Now I’m not a very political person but even I know that there seems to be an ongoing trend for budgets being slashed in arts sectors by the governments in both the US (please don’t get me started on Trump) and in the UK. Winston Churchill (who was a Conservative Party member) has been subject to a lot of misinformed memes when quoted about the arts. However, he did have an appreciation of the arts and in 1938 he said:

The arts are essen­tial to any com­plete national life. The State owes it to itself to sus­tain and encour­age them… Ill fares the race which fails to salute the arts with the rev­er­ence and delight which are their due”

If he could recognise their importance, why can’t our Brexit leading government (of the same political party) do so? With us leaving the EU we’re going to need to be able to become more adept in different industries because we are unsure what the future will bring. This country needs to utilise the skills of people in all different fields to survive, not just the ‘academic’ and ‘logical’ people. Without creativity you wouldn’t have most of the products and gadgets you rely on.

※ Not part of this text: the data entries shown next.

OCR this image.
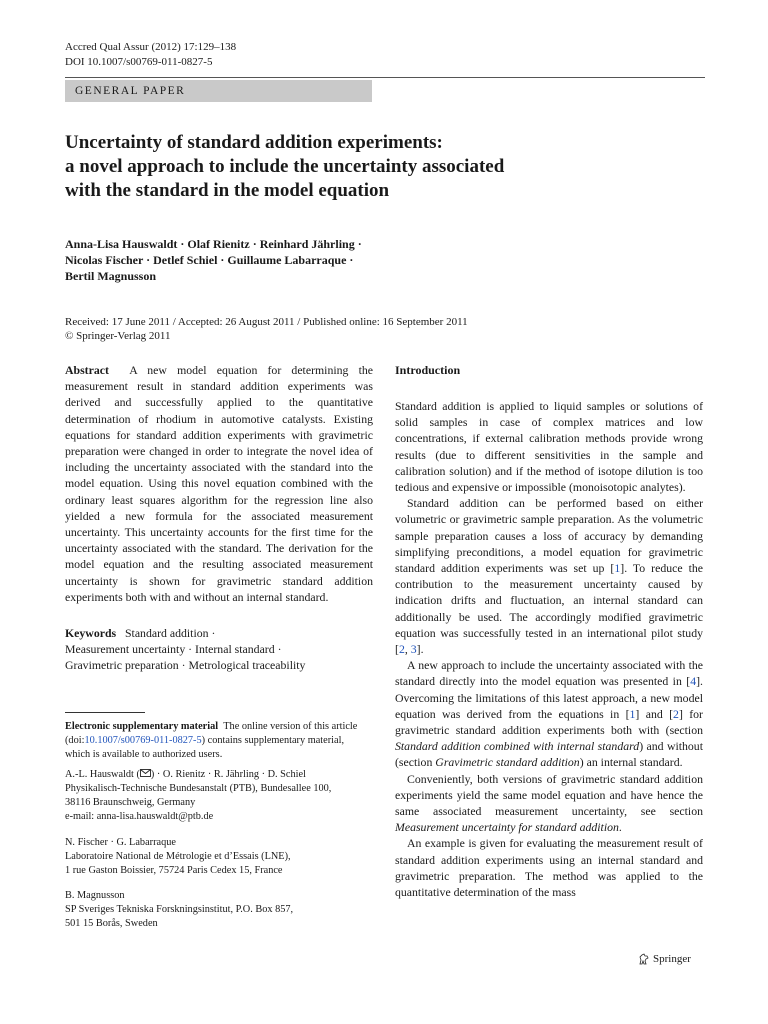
Accred Qual Assur (2012) 17:129–138
DOI 10.1007/s00769-011-0827-5
GENERAL PAPER
Uncertainty of standard addition experiments:
a novel approach to include the uncertainty associated
with the standard in the model equation
Anna-Lisa Hauswaldt · Olaf Rienitz · Reinhard Jährling ·
Nicolas Fischer · Detlef Schiel · Guillaume Labarraque ·
Bertil Magnusson
Received: 17 June 2011 / Accepted: 26 August 2011 / Published online: 16 September 2011
© Springer-Verlag 2011

Abstract A new model equation for determining the measurement result in standard addition experiments was derived and successfully applied to the quantitative determination of rhodium in automotive catalysts. Existing equations for standard addition experiments with gravimetric preparation were changed in order to integrate the novel idea of including the uncertainty associated with the standard into the model equation. Using this novel equation combined with the ordinary least squares algorithm for the regression line also yielded a new formula for the associated measurement uncertainty. This uncertainty accounts for the first time for the uncertainty associated with the standard. The derivation for the model equation and the resulting associated measurement uncertainty is shown for gravimetric standard addition experiments both with and without an internal standard.

Keywords Standard addition ·
Measurement uncertainty · Internal standard ·
Gravimetric preparation · Metrological traceability
Electronic supplementary material The online version of this article (doi:10.1007/s00769-011-0827-5) contains supplementary material, which is available to authorized users.
A.-L. Hauswaldt ( ) · O. Rienitz · R. Jährling · D. Schiel
Physikalisch-Technische Bundesanstalt (PTB), Bundesallee 100,
38116 Braunschweig, Germany
e-mail: anna-lisa.hauswaldt@ptb.de
N. Fischer · G. Labarraque
Laboratoire National de Métrologie et d’Essais (LNE),
1 rue Gaston Boissier, 75724 Paris Cedex 15, France
B. Magnusson
SP Sveriges Tekniska Forskningsinstitut, P.O. Box 857,
501 15 Borås, Sweden
Introduction

Standard addition is applied to liquid samples or solutions of solid samples in case of complex matrices and low concentrations, if external calibration methods provide wrong results (due to different sensitivities in the sample and calibration solution) and if the method of isotope dilution is too tedious and expensive or impossible (monoisotopic analytes).

Standard addition can be performed based on either volumetric or gravimetric sample preparation. As the volumetric sample preparation causes a loss of accuracy by demanding simplifying preconditions, a model equation for gravimetric standard addition experiments was set up [1]. To reduce the contribution to the measurement uncertainty caused by indication drifts and fluctuation, an internal standard can additionally be used. The accordingly modified gravimetric equation was successfully tested in an international pilot study [2, 3].

A new approach to include the uncertainty associated with the standard directly into the model equation was presented in [4]. Overcoming the limitations of this latest approach, a new model equation was derived from the equations in [1] and [2] for gravimetric standard addition experiments both with (section Standard addition combined with internal standard) and without (section Gravimetric standard addition) an internal standard.

Conveniently, both versions of gravimetric standard addition experiments yield the same model equation and have hence the same associated measurement uncertainty, see section Measurement uncertainty for standard addition.

An example is given for evaluating the measurement result of standard addition experiments using an internal standard and gravimetric preparation. The method was applied to the quantitative determination of the mass

Springer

So when you are picking your subjects for your next step up on the learning journey, don’t be seduced by the idea that there is nothing academic about the arts subjects. You’ll be amazed at how much history, maths and science play a role in our courses. But if you’re a staunch academic who doesn’t believe me, try watching a designer making a costume representing the medieval period to fit a size sixteen model but ensuring the fabrics are strong enough to withstand consistent wash and wear while light and flexible enough for easy movement. You might just be surprised.


3 Comments Add yours

  1. Anya Wilson says:

    You’ve said what I’ve been trying to say for a long time. Good luck with the rest of your course!

    Liked by 1 person

  2. Paul says:

    I hate that phrase. I’m not good at maths and science but I am good at art. I’d like to design patterns for wallpapers but people laugh when I say it.

    Liked by 1 person

  3. Alan Harrison-Jones says:

    Without the arts subjects there is no creativity and no future. You hit the nail on the head with this article. Politicians need to read this.